Slammed with work, The Marek Group, a Waukesha, WI-based sheetfed commercial printer, faced a challenge many in the industry would welcome: how to ramp up its relatively small prepress department, which feeds up to 2,000 pages daily to seven offset presses and up to 1,000 pages to four digital presses.
Finding the solution was given to Lance Johnson, a 30-year trade veteran who started on a light table and, similar to The Marek Group itself, jumped headfirst into the digital age. Hired in 1999 to bring prep in-house, Johnson explored several options, using his familiarity with six CTP workflows as a starting point for what was critical in a system.
Ease of Use
His decision to go with Rampage was due to the system’s ease of use, explains Johnson. “Some other systems have comparable functionality,” he notes. “The question is, how quickly can you get them to do what you want? If you’re spending hours programming the system, all you've done is traded one bottleneck for another, introduced more chance for error, and lost the flexibility needed to turn on a dime.”
According to Johnson, there is nothing flashy or eye-catching about the Rampage interface; something he views as a strength. “Some of the systems we evaluated looked like video games,” he asserts. “And when you peel back the onion and see what’s involved when setting up automated workflows, it’s dizzying. We have talented people, but what’s the sense of making their workday more difficult than necessary?”
The Marek Group started on version 7.2 of Rampage. Staying current with major version upgrades and point releases, the company installed Version 12.0 just weeks after it was first released in the fall of 2010. “We are aggressive here," states Johnson. "We really believe in technology. It’s how you get ahead of your competition. So we push ourselves, and we push our vendors. We don’t wait for every edge to get smoothed off.”

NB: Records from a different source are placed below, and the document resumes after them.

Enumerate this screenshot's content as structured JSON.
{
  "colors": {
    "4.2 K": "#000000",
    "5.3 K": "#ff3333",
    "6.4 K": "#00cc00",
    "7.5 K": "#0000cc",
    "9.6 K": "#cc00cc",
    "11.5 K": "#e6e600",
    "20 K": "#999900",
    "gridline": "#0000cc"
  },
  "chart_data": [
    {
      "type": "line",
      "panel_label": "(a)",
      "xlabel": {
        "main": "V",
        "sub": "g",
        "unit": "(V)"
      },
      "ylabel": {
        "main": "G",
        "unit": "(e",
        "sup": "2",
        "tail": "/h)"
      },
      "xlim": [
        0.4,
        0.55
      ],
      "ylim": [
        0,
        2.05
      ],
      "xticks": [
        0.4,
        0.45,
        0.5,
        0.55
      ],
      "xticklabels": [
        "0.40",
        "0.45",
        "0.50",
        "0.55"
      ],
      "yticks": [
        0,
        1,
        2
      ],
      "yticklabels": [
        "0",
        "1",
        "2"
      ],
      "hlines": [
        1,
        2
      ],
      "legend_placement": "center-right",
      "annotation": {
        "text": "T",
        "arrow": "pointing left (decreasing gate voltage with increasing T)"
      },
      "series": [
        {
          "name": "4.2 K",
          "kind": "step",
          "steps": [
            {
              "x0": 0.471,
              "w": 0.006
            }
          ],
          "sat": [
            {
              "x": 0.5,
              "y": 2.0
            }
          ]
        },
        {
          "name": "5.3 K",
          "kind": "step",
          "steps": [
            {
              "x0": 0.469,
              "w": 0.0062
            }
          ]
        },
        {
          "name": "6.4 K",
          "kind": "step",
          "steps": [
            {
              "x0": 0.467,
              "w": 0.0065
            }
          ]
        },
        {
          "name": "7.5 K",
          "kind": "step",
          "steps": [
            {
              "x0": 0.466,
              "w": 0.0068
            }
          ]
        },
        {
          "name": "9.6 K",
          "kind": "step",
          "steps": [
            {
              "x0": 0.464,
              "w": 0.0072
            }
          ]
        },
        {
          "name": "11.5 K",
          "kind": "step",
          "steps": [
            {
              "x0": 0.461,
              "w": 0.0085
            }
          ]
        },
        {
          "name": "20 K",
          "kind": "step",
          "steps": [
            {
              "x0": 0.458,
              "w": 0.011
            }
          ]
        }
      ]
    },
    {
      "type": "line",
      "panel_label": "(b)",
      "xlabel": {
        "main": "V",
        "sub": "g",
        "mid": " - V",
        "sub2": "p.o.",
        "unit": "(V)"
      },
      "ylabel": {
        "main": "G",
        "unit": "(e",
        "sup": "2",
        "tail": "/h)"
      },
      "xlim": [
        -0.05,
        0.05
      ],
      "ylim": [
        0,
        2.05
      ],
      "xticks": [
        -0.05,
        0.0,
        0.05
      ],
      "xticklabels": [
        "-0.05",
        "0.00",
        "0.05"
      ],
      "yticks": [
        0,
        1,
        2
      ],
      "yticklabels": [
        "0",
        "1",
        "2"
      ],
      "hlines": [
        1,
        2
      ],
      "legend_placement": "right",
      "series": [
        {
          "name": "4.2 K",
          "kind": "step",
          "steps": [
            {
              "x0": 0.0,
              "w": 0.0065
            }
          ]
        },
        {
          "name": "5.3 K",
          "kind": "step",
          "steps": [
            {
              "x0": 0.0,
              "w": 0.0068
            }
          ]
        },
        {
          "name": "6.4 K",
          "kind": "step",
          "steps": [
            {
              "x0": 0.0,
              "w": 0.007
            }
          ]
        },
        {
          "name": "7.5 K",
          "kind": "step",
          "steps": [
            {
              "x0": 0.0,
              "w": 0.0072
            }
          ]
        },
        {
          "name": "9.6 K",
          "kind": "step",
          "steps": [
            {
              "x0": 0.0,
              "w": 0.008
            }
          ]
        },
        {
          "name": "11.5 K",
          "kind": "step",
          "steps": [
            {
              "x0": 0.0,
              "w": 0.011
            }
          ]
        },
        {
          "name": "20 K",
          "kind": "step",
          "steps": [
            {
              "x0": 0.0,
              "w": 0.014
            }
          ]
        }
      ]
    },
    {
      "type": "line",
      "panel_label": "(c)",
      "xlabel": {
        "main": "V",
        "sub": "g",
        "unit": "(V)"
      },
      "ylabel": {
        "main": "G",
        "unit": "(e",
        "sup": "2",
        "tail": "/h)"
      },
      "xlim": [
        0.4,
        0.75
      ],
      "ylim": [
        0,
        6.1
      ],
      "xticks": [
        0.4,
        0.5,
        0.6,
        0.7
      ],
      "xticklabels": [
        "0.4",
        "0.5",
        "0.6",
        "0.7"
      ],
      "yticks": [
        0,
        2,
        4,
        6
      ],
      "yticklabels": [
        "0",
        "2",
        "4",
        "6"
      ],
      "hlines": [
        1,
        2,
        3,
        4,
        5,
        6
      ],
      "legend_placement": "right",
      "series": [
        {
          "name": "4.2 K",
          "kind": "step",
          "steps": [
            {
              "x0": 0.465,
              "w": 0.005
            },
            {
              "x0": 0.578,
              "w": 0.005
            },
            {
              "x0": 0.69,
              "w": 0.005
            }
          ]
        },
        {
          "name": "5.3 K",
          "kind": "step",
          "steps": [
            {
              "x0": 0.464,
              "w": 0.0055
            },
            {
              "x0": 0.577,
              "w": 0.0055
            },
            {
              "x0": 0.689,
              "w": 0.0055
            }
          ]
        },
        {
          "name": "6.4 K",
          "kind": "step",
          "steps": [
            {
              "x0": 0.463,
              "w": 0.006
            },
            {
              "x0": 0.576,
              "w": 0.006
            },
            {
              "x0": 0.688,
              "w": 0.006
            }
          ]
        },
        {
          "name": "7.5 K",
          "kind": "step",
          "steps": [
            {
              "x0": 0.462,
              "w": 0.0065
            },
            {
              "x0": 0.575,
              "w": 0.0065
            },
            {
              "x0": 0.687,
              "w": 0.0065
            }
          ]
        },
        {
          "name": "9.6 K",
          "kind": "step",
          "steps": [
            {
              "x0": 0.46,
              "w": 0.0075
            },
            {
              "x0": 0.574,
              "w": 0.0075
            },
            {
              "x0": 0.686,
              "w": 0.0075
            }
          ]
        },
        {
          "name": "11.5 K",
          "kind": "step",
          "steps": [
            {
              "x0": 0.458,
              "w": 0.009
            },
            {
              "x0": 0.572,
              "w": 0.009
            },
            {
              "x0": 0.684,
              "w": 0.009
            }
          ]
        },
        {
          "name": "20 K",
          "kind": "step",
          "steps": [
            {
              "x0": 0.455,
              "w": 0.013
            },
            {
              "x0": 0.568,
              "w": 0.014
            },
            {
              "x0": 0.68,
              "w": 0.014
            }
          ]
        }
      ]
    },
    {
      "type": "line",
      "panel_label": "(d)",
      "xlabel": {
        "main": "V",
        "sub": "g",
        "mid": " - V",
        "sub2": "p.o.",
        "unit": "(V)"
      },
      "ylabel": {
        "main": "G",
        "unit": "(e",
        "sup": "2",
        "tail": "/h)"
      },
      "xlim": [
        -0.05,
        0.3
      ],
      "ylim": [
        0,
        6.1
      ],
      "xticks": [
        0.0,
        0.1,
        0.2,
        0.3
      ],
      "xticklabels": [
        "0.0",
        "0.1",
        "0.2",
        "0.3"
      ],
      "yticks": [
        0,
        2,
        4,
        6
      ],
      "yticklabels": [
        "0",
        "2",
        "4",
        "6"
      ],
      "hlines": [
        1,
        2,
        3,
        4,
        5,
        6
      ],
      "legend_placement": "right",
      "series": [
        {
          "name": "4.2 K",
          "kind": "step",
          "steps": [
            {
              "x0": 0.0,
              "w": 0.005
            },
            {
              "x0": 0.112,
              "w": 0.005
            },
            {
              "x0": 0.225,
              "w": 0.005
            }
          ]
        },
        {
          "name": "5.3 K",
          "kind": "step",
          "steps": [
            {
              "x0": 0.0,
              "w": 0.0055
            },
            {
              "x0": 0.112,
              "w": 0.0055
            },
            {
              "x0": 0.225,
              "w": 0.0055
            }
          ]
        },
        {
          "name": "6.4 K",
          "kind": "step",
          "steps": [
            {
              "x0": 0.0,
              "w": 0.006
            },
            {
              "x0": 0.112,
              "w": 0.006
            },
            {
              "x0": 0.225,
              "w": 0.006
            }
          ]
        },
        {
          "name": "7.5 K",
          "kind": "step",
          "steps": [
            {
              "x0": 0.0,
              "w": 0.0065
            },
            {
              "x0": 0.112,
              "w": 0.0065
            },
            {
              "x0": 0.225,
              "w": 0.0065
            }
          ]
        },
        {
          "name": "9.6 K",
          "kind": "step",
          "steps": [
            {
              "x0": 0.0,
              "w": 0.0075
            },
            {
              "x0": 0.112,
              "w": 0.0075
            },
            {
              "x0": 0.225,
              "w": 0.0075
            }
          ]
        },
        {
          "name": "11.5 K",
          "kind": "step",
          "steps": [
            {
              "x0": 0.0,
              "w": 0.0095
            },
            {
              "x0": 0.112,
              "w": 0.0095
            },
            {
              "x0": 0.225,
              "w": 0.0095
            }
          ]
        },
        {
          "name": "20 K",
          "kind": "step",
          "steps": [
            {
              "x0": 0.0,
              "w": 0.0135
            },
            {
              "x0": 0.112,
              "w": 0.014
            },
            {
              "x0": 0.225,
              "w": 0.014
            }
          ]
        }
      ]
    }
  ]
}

Team members feed jobs in bulk to Rampage; pages that require special attention or that are rejected by the software become Johnson's responsibility. Two things in particular have cut down on the number of exception files that require his scrutiny, Johnson notes. One is PDF Fixer, a recent addition to Rampage that detects and corrects common issues, based on Marek’s preferences for color management, font handling, and other common issues. “The labor savings with PDF Fixer,” states Johnson, “have been astounding; cutting operator intervention from about 50 percent to less than five percent.”
Another key factor is customer training. "The biggest drag on any prepress department is poorly-made files," says Johnson. "A few simple suggestions tip the scales in our favor."
In and Out
JDF Hot Folders were also introduced in Marek's upgrade to Rampage Version 12. Imposition instructions in Job Definition Format (JDF) are linked to Hot Folders that contain all other processing variables, such as linescreen, black overprint thresholds, and spot color handling. Initiating a job is as simple as appending the file name with the job number and dragging it to a folder on the network. This spawns the job in Rampage, taking it as far downstream as the operator wants.
Marek's use of JDF Hot Folders started with two weekly publications that run on tight deadlines. The files arrive early in the afternoon and are prepped, printed, finished, and mailed the same day. “If you are a pubs printer, you are staffed, equipped, and mentally wired for same-day turns,” says Johnson. “Our primary focus is direct mail, which has a little more wiggle room, but we think it’s healthy from a competitive stance to tell our customers that they can ask for anything, and we’ll deliver.”
An Inside Look
Johnson believes that many businesses look for silver bullets when they should, in fact, continuously scrutinize existing systems, people, and processes. “When we get a new release from any supplier, we crack it open to see if there is something that can speed things up, reduce errors, save materials…whatever,” states Johnson. “And guess what? There always is, but the Catch 22 is that most people miss these because they are too busy and default to the way things have always been done. Software is not static. It evolves, and we make sure we evolve with it.”
Adds Johnson, “In doing so, we've increased our throughput without adding personnel, without huge capital purchases, and without discernible disruption to daily operations. One final point: I would not attempt to be this progressive without the near instant access we have to the Rampage Helpdesk. Our maintenance agreement costs next to nothing, and we still get what we consider the best support in the industry.”